I can't help but wonder when I read that:
- Why are bicyclists viewed as so much more destructive to the "nature trail's" Waldenesque serenity, than hoardes of walkers, joggers, family pets, backyard parties, lawn mowers, etc.?
- Aren't the "structural and financial impossibilities" a problem faced by Riverside Village, and not Garden City?

If bicyclists are compromising the "safety and rights" of pedestrians, shame on them! That is wrong, and should be corrected. However, banning them from a state-mandated bike path doesn't seem the answer. They don't punish speeders or DUI offenders by closing the road.

So - do I have a dog in the fight?

My interest is... it bothers me to see a "no bikes" sign ANYWHERE, if other traffic is allowed. It's almost always a sign of misunderstanding. It's bothersome to think that a 20-mile stretch of path can be disrupted for a one-mile stretch, at the whim of a neighborhood. (There are plenty of neighborhoods with greenbelt in the back yard. And from my casual observation, the cyclists are no more disruptive than any other traffic. Bike riders are generally also homeowners, taxpayers, citizens, pedestrians.) I've never ridden or walked on that stretch of Greenbelt. But if it's reopened to bicyclists, I will, just because I can. (I pledge not to endanger other pathway users, or bother our little furry and feathery friends.)
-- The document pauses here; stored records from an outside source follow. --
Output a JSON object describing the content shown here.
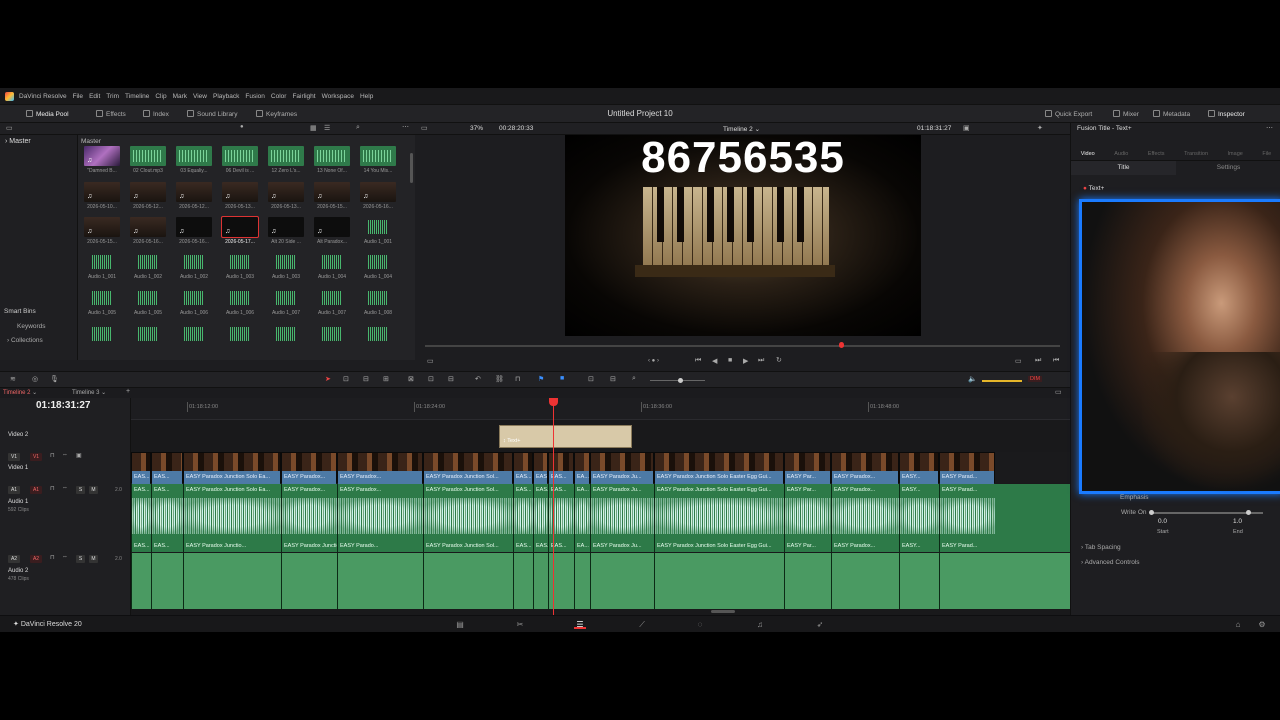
{
  "menubar": {
    "app": "DaVinci Resolve",
    "items": [
      "File",
      "Edit",
      "Trim",
      "Timeline",
      "Clip",
      "Mark",
      "View",
      "Playback",
      "Fusion",
      "Color",
      "Fairlight",
      "Workspace",
      "Help"
    ]
  },
  "toolbar": {
    "media_pool": "Media Pool",
    "effects": "Effects",
    "index": "Index",
    "sound_library": "Sound Library",
    "keyframes": "Keyframes",
    "project_title": "Untitled Project 10",
    "quick_export": "Quick Export",
    "mixer": "Mixer",
    "metadata": "Metadata",
    "inspector": "Inspector"
  },
  "media_pool": {
    "master_bin": "Master",
    "header": "Master",
    "smart_bins": "Smart Bins",
    "keywords": "Keywords",
    "collections": "Collections",
    "clips": [
      {
        "label": "\"Damned B...",
        "kind": "purp"
      },
      {
        "label": "02 Clout.mp3",
        "kind": "aud"
      },
      {
        "label": "03 Equaliy...",
        "kind": "aud"
      },
      {
        "label": "06 Devil is ...",
        "kind": "aud"
      },
      {
        "label": "12 Zero L's...",
        "kind": "aud"
      },
      {
        "label": "13 None Of...",
        "kind": "aud"
      },
      {
        "label": "14 You Mis...",
        "kind": "aud"
      },
      {
        "label": "2026-05-10...",
        "kind": "vid"
      },
      {
        "label": "2026-05-12...",
        "kind": "vid"
      },
      {
        "label": "2026-05-12...",
        "kind": "vid"
      },
      {
        "label": "2026-05-13...",
        "kind": "vid"
      },
      {
        "label": "2026-05-13...",
        "kind": "vid"
      },
      {
        "label": "2026-05-15...",
        "kind": "vid"
      },
      {
        "label": "2026-05-16...",
        "kind": "vid"
      },
      {
        "label": "2026-05-15...",
        "kind": "vid"
      },
      {
        "label": "2026-05-16...",
        "kind": "vid"
      },
      {
        "label": "2026-05-16...",
        "kind": "dark"
      },
      {
        "label": "2026-05-17...",
        "kind": "dark",
        "selected": true
      },
      {
        "label": "Alt 20 Side ...",
        "kind": "dark"
      },
      {
        "label": "Alt Paradox...",
        "kind": "dark"
      },
      {
        "label": "Audio 1_001",
        "kind": "wave"
      },
      {
        "label": "Audio 1_001",
        "kind": "wave"
      },
      {
        "label": "Audio 1_002",
        "kind": "wave"
      },
      {
        "label": "Audio 1_002",
        "kind": "wave"
      },
      {
        "label": "Audio 1_003",
        "kind": "wave"
      },
      {
        "label": "Audio 1_003",
        "kind": "wave"
      },
      {
        "label": "Audio 1_004",
        "kind": "wave"
      },
      {
        "label": "Audio 1_004",
        "kind": "wave"
      },
      {
        "label": "Audio 1_005",
        "kind": "wave"
      },
      {
        "label": "Audio 1_005",
        "kind": "wave"
      },
      {
        "label": "Audio 1_006",
        "kind": "wave"
      },
      {
        "label": "Audio 1_006",
        "kind": "wave"
      },
      {
        "label": "Audio 1_007",
        "kind": "wave"
      },
      {
        "label": "Audio 1_007",
        "kind": "wave"
      },
      {
        "label": "Audio 1_008",
        "kind": "wave"
      },
      {
        "label": "",
        "kind": "wave"
      },
      {
        "label": "",
        "kind": "wave"
      },
      {
        "label": "",
        "kind": "wave"
      },
      {
        "label": "",
        "kind": "wave"
      },
      {
        "label": "",
        "kind": "wave"
      },
      {
        "label": "",
        "kind": "wave"
      },
      {
        "label": "",
        "kind": "wave"
      }
    ]
  },
  "viewer": {
    "zoom": "37%",
    "source_tc": "00:28:20:33",
    "timeline_name": "Timeline 2",
    "record_tc": "01:18:31:27",
    "overlay_number": "86756535"
  },
  "timeline": {
    "tabs": [
      "Timeline 2",
      "Timeline 3"
    ],
    "timecode": "01:18:31:27",
    "ruler": [
      "01:18:12:00",
      "01:18:24:00",
      "01:18:36:00",
      "01:18:48:00"
    ],
    "title_clip": "Text+",
    "tracks": {
      "video2": "Video 2",
      "v1": "V1",
      "v1_name": "Video 1",
      "a1": "A1",
      "a1_name": "Audio 1",
      "a1_sub": "592 Clips",
      "a1_level": "2.0",
      "a2": "A2",
      "a2_name": "Audio 2",
      "a2_sub": "478 Clips",
      "a2_level": "2.0"
    },
    "v1_clips": [
      "EAS...",
      "EAS...",
      "EASY Paradox Junction Solo Ea...",
      "EASY Paradox...",
      "EASY Paradox...",
      "EASY Paradox Junction Sol...",
      "EAS...",
      "EAS...",
      "EAS...",
      "EA...",
      "EASY Paradox Ju...",
      "EASY Paradox Junction Solo Easter Egg Gui...",
      "EASY Par...",
      "EASY Paradox...",
      "EASY...",
      "EASY Parad..."
    ],
    "a1_clips": [
      "EAS...",
      "EAS...",
      "EASY Paradox Junctio...",
      "EASY Paradox Junction Solo Ea...",
      "EASY Parado...",
      "EASY Paradox Junction Sol...",
      "EAS...",
      "EAS...",
      "EAS...",
      "EA...",
      "EASY Paradox Ju...",
      "EASY Paradox Junction Solo Easter Egg Gui...",
      "EASY Par...",
      "EASY Paradox...",
      "EASY...",
      "EASY Parad..."
    ],
    "dim_label": "DIM"
  },
  "inspector": {
    "title": "Fusion Title - Text+",
    "tabs": [
      "Video",
      "Audio",
      "Effects",
      "Transition",
      "Image",
      "File"
    ],
    "subtabs": [
      "Title",
      "Settings"
    ],
    "section": "Text+",
    "emphasis": "Emphasis",
    "write_on": "Write On",
    "start_value": "0.0",
    "end_value": "1.0",
    "start_label": "Start",
    "end_label": "End",
    "tab_spacing": "Tab Spacing",
    "advanced_controls": "Advanced Controls"
  },
  "statusbar": {
    "app_version": "DaVinci Resolve 20"
  },
  "colors": {
    "accent_red": "#e33333",
    "video_clip_blue": "#4d7aa6",
    "audio_green": "#2d7a48",
    "webcam_border": "#1a7bff"
  }
}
I hope to attend the meeting tonight. Mostly I'm curious for an explanation of what "bike path" means to the officials of Garden City... and to find out if Mayor Evans sees himself as mayor of the entire town, or just Riverside Village.

(Previous commentary HERE, HERE and HERE.)


Anonymous said...

Did not attend, but sounds like GC did not change their mind. Maybe some peer pressure from Boise and Eagle would work. Or lastly the state could take the path for the public good.

db said...

Here's the Statesman story.

Nice feedback in there from the elected officials, ranging from "I don't care" (Souza) to "I thought it was a bad idea, so we're not going to meet our obligation to maintain a path." (Evans)

The purely evil side of me wants to get the BMXers and single-/fixed-gear enthusiasts to run a couple of alleycat races down that section. (Kinda joking - I know it wouldn't solve anything.)

Anonymous said...

not related but some funny bike cartoons.